Paris tente d’étouffer la polémique naissante sur l’aide au Maroc après le séisme

La cheffe de la diplomatie française s’est attachée lundi à tuer dans l’oeuf la polémique sur les raisons pour lesquelles le Maroc, actuellement en froid avec Paris, n’a pas saisi la proposition d’aide de la France après le séisme dévastateur survenu ce week-end.

Le gouvernement marocain a annoncé dimanche avoir accepté le soutien de quatre pays : l’Espagne, la Grande-Bretagne, le Qatar et les Émirats arabes unis.

Lundi, Rabat n’avait toujours pas sollicité d’aide française, suscitant l’étonnement alors que le président Emmanuel Macron a déclaré dimanche que la France était prête à intervenir « à la seconde » où les autorités marocaines le demanderaient.

« C’est une mauvaise querelle, une querelle tout à fait déplacée », a déclaré la ministre des Affaires étrangères Catherine Colonna, sur la chaîne BFMTV. « Le Maroc n’a refusé aucune aide, aucune proposition », a-t-elle ajouté, martelant que « le Maroc est souverain ».

Le pays « est seul en mesure de déterminer quels sont ses besoins et le rythme auquel il souhaite que des réponses soient apportées », a-t-elle ajouté.

Pour Pierre Vermeren, historien et professeur à l’Université de la Sorbonne, il s’agit pourtant d’un « signe politique clair » du froid entre les deux pays.

« Les Français ont l’habitude de travailler avec le Maroc », a-t-il déclaré à l’AFP, notant « la question de la langue ».

Au moins trois petites équipes de bénévoles français (pompiers, secouristes, médecins et infirmiers) sont d’ailleurs déjà parties de leur propre chef pour Marrakech, afin de participer aux secours.

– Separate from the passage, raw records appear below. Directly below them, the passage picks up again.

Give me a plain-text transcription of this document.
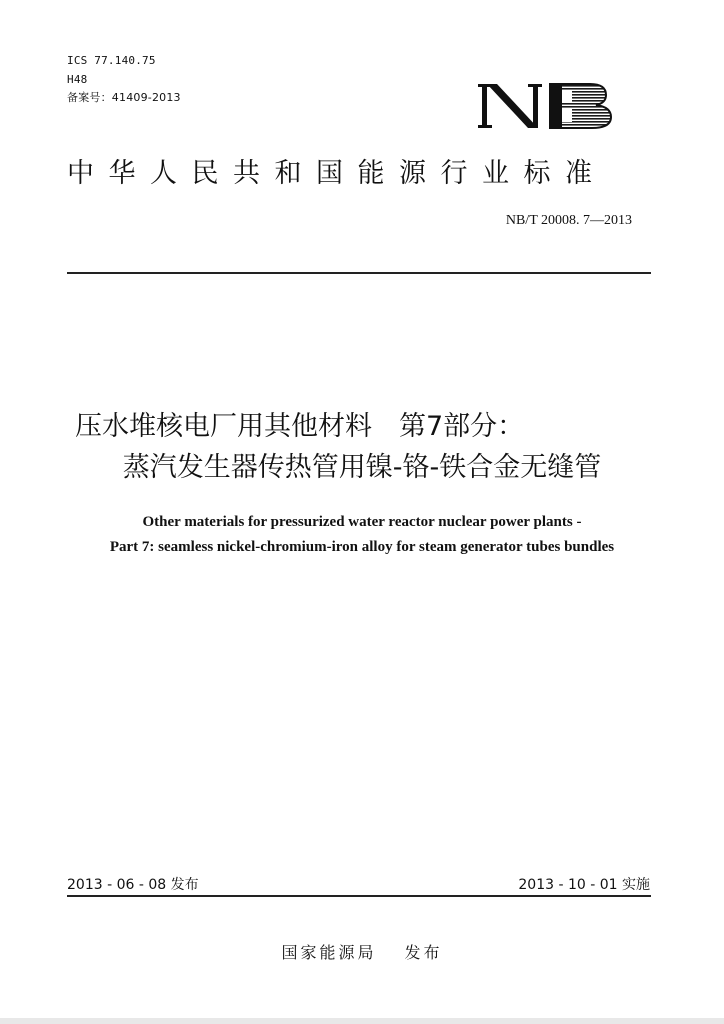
ICS 77.140.75
H48
备案号：41409-2013
中华人民共和国能源行业标准
NB/T 20008. 7—2013
压水堆核电厂用其他材料　第7部分：
蒸汽发生器传热管用镍-铬-铁合金无缝管
Other materials for pressurized water reactor nuclear power plants -
Part 7: seamless nickel-chromium-iron alloy for steam generator tubes bundles
2013 - 06 - 08 发布	2013 - 10 - 01 实施
国家能源局 发布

Les relations entre le Maroc et la France, ancienne puissance coloniale où vit une importante diaspora marocaine, sont tendues depuis qu’Emmanuel Macron s’efforce de se rapprocher de l’Algérie qui a rompu en 2021 ses relations diplomatiques avec Rabat, accusé d « actes hostiles ».

Des restrictions dans l’octroi de visas aux Marocains, levées en décembre dernier, avaient aussi grippé la relation.

Depuis des mois, il n’y a plus d’ambassadeur du Maroc en France.

Rabat s’impatiente également car Paris ne semble pas enclin à bouger les lignes sur l’épineux dossier du Sahara occidental contrôlé à près de 80 % par le Maroc.

Le Maroc reproche à la France de ne pas s’aligner sur les États-Unis et Israël qui ont reconnu la « marocanité » du Sahara occidental, sacrée « cause nationale » par Rabat et alors que l’Espagne estime que le plan de Rabat proposant un plan d’autonomie sous sa souveraineté est « la base la plus sérieuse, réaliste et crédible pour la résolution du différend ».

« Reprendre langue »

Sans présager de l’aide future qui pourrait être demandée quand des dizaines de milliers de personnes auront besoin de se reloger provisoirement, Pierre Vermeren voit par conséquent « un message » signalant que le Maroc préfère pour le moment « s’entourer de monarchies amies » plutôt que de se tourner vers la France qui entretient « de bonnes relations avec les Algériens » au « détriment » du Maroc.

« On connaît la diplomatie de Mohammed VI », poursuit Pierre Vermeren. « Il aime faire passer des messages, des coups de mentons clairs pour dire quand il est fâché ».

Sans nier les tensions bilatérales, Catherine Colonna a, elle, assuré que les relations étaient loin d’être rompues. Elle a fait savoir qu’Emmanuel Macron avait échangé « à de nombreuses reprises » au cours de l’été avec le roi Mohammed VI et que les deux pays travaillaient à trouver une date sur la visite du président français au Maroc.

Elle a elle-même longuement échangé avec son homologue marocain dimanche.

 

« Tous les contacts sont pris à tous les niveaux. Mettons ça (les tensions) de côté. Des gens souffrent. Des gens ont besoin d’aide », a insisté la ministre, en annonçant par ailleurs une aide de 5 millions d’euros pour aider les ONG actuellement « sur place ».

Au-delà des questions sur l’aide, cette tragédie qui a fait près de 2500 morts et presque autant de blessés, selon un bilan provisoire, est une occasion pour Paris et Rabat de « reprendre langue », souligne Pierre Vermeren.

L’ancien premier ministre français Dominique de Villepin a souligné sur lundi sur la radio France Info qu’il était « important pour la France de mettre son drapeau dans sa poche, de mettre sa susceptibilité dans sa poche et de faire en sorte que l’aide française puisse être acheminée par tous les moyens possibles et en particulier par des canaux privés ou par un canal européen ».